So, while I realize that very few people still read this, I am coming here anyway. And I am doing this for a very specific reason. No one reads this. And if they do, I don't really care.
I'm loving this semester, overall. Yes, the coursework will probably kill me...HOWEVER, I'm learning a LOT about everything. I'm learning more about myself than I ever thought possible. And I'm also getting scared out of my mind. A LOT...more on that in a second.
My plan was to take Opera Chorus this semester, as it is required for my major. That being said, the new opera lady decided she wanted a chorus of 20 people...there were significantly more than that enrolled in the class. She doesn't tell us this until a week after the auditions, and she didn't even say it herself. Dr. Board (choral studies guy) tells us. Well, those of us that did not get selected as part of the chorus. So I'm supposed to do tech...which would be fine, in theory, if I was to take the class for the technical experience. The thing is, as music educators, we need the ON STAGE experience moreso than anything else, right? Right. That having been said, I'm not taking Opera Chorus anymore. I'll enroll next semester, and next fall, and stick with it no matter what...but...not this semester. Not with everything else that I have going on, and not with the way things are for me at school. I don't need that stress.
Back to me being scared...there are days that I think I'm not cut out to be a music teacher. Or any sort of conductor, for that matter. I think of certain time signatures and rehearsal things, and I freak out. Do I have the capabilty to learn every voice part in a piece so that when the altos sing an F instead of an F#, I call them on it?
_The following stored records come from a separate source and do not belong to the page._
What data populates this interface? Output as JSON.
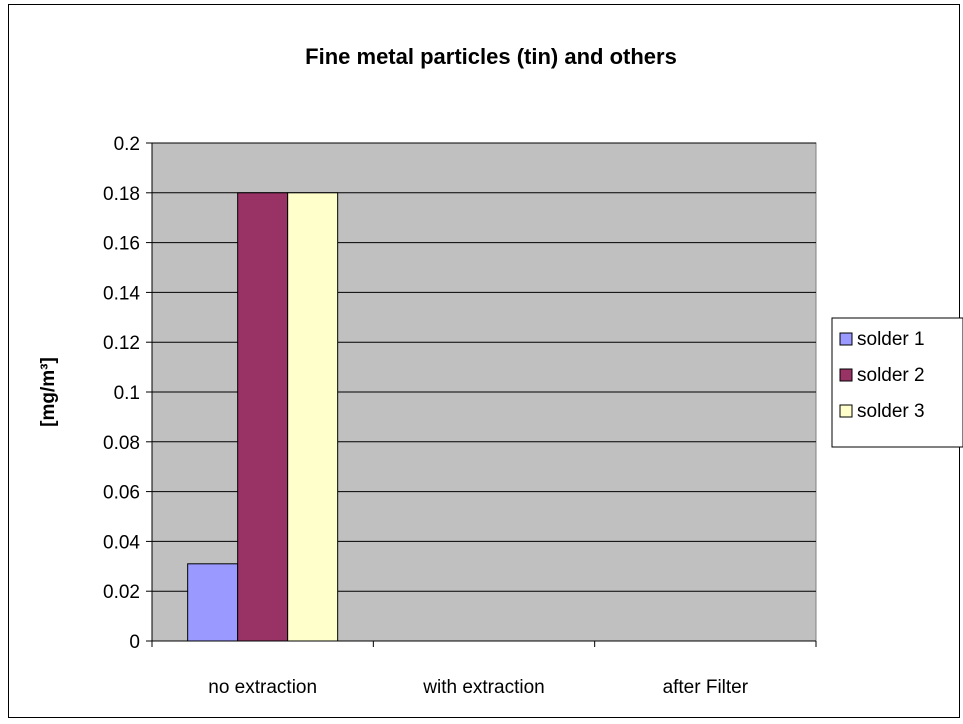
{
  "chart_data": {
    "type": "bar",
    "title": "Fine metal particles (tin) and others",
    "xlabel": "",
    "ylabel": "[mg/m³]",
    "categories": [
      "no extraction",
      "with extraction",
      "after Filter"
    ],
    "series": [
      {
        "name": "solder 1",
        "color": "#9999ff",
        "values": [
          0.031,
          null,
          null
        ]
      },
      {
        "name": "solder 2",
        "color": "#993366",
        "values": [
          0.18,
          null,
          null
        ]
      },
      {
        "name": "solder 3",
        "color": "#ffffcc",
        "values": [
          0.18,
          null,
          null
        ]
      }
    ],
    "ylim": [
      0,
      0.2
    ],
    "yticks": [
      0,
      0.02,
      0.04,
      0.06,
      0.08,
      0.1,
      0.12,
      0.14,
      0.16,
      0.18,
      0.2
    ],
    "ytick_labels": [
      "0",
      "0.02",
      "0.04",
      "0.06",
      "0.08",
      "0.1",
      "0.12",
      "0.14",
      "0.16",
      "0.18",
      "0.2"
    ],
    "grid": true,
    "plot_background": "#c0c0c0",
    "legend_position": "right"
  }
}
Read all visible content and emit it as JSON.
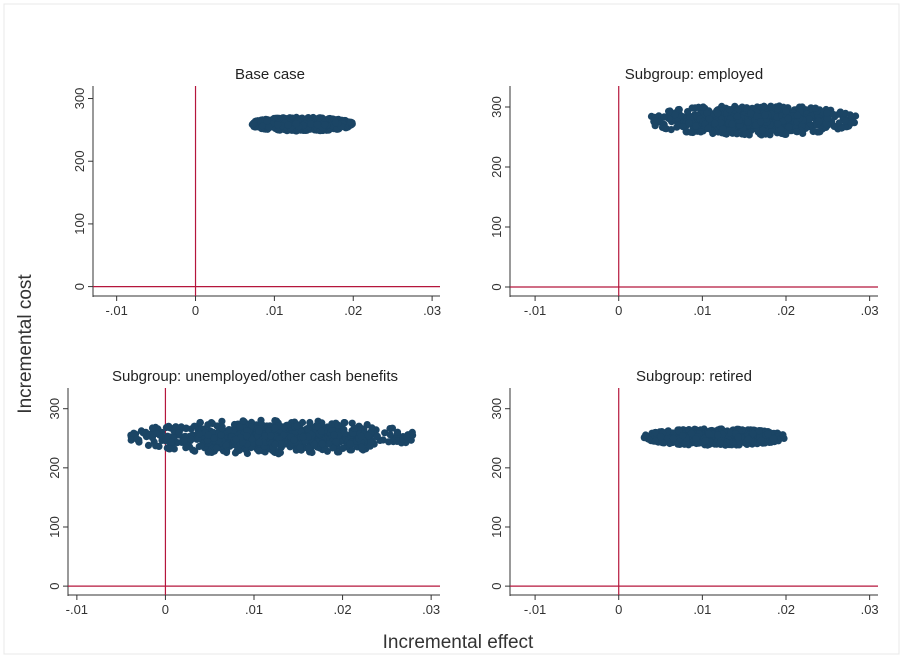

Shoot, I'm having trouble tuning a viola!!! Do I have the patience to rehearse parts over and over again? I mean, we all know what kind of patience I have with the kids at church...if it wasn't for the fact that teaching music is my dream, I think I would have changed majors by now. That and the fact that I want a freakin diploma in the near future!
The aforementioned things, however, are just tiny blips on the radar of my semester. The things I have to do are overwhelming, BUT I have great friends in my classes, I'm bonding with people I would never have bonded with before and I'm being opened up to new things. And while I still miss things that happened last semester, I've found ways to do without them. For example, today in conducting ( I dressed up because I had a presentation), I noticed that my legs are the creepiest shade of white EVER. Like, folks, I'm pale! And she was...a seat away from me. All I wanted to do was lean over and make some snide comment about said shade of white to her...to calm my nerves. I held back, because...of a lot of things. The silliest part, folks...I don't want to mess up in front of her. My fear is that she'll find some way to exploit my mistake and go hog wild with it. And I don't need that. Back to the point...Casey is in almost ALL of my classes this semester. I see him PRETTY much everyday, for at least 3 hours, if not more...Tuesday...ALL DAY! Which is NOT a bad thing...I learn more about him everyday. And since he's in conducting...he's kind of my "go-to" guy for a pick me up.
For those that still read this, I thank you. And if something in here doesn't make sense to you, I apologize. Feel free to ask questions. I apologize, also, for the length. I should have put that at the beginning: "this is a long one, people!" but then you wouldn't have read it. And you prollly stopped reading awhile ago. For those that made it this far...I'll buy you coffee!